Was das konkret heißen könnte, dass schildert (unfreiwillig) ein Bericht in der FAZ zu Ostern dieses Jahres in den Elendsvierteln von Buenos Aires: „Denn der Herr hört die Armen“. Bezeichnend sind die beiden dem langen Text beigefügten Fotos.

Das eine zeigt eine Prozession mit Palmwedeln und großem Kruzifix voran - vorbei an reichlich Straßenmüll.

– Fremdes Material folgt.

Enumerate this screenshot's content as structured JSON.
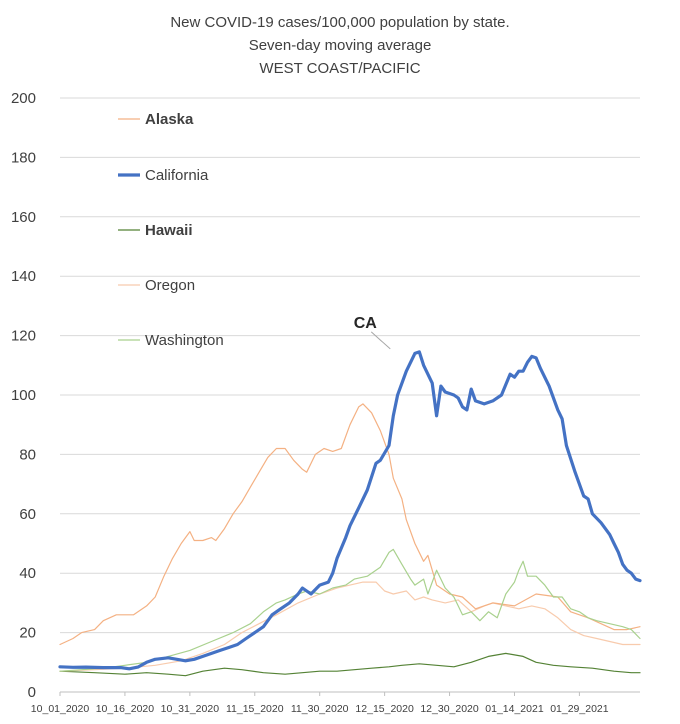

Was ist denn das für eine Armutsbekämpfung, wenn die Priester vor Ort noch nicht einmal dafür sorgen, dass ein Minimum für hygienische Zustände getan wird, und damit der Verbreitung von Infektionen und Krankheiten, vor allem unter Kindern, tatenlos zusieht?

Das zweite Foto zeigt die beiden Padres bei der Messe und im Slum gibt es ein weißes, sauberes und besticktes Altartuch, eine Madonna unter Glas und ein großes Bild des lächelnden neuen Papstes.

Ist das Armutsbekämpfung auf katholisch? Na ja, immerhin stehen die Padres ja an der Seite der Armen und Bedürftigen.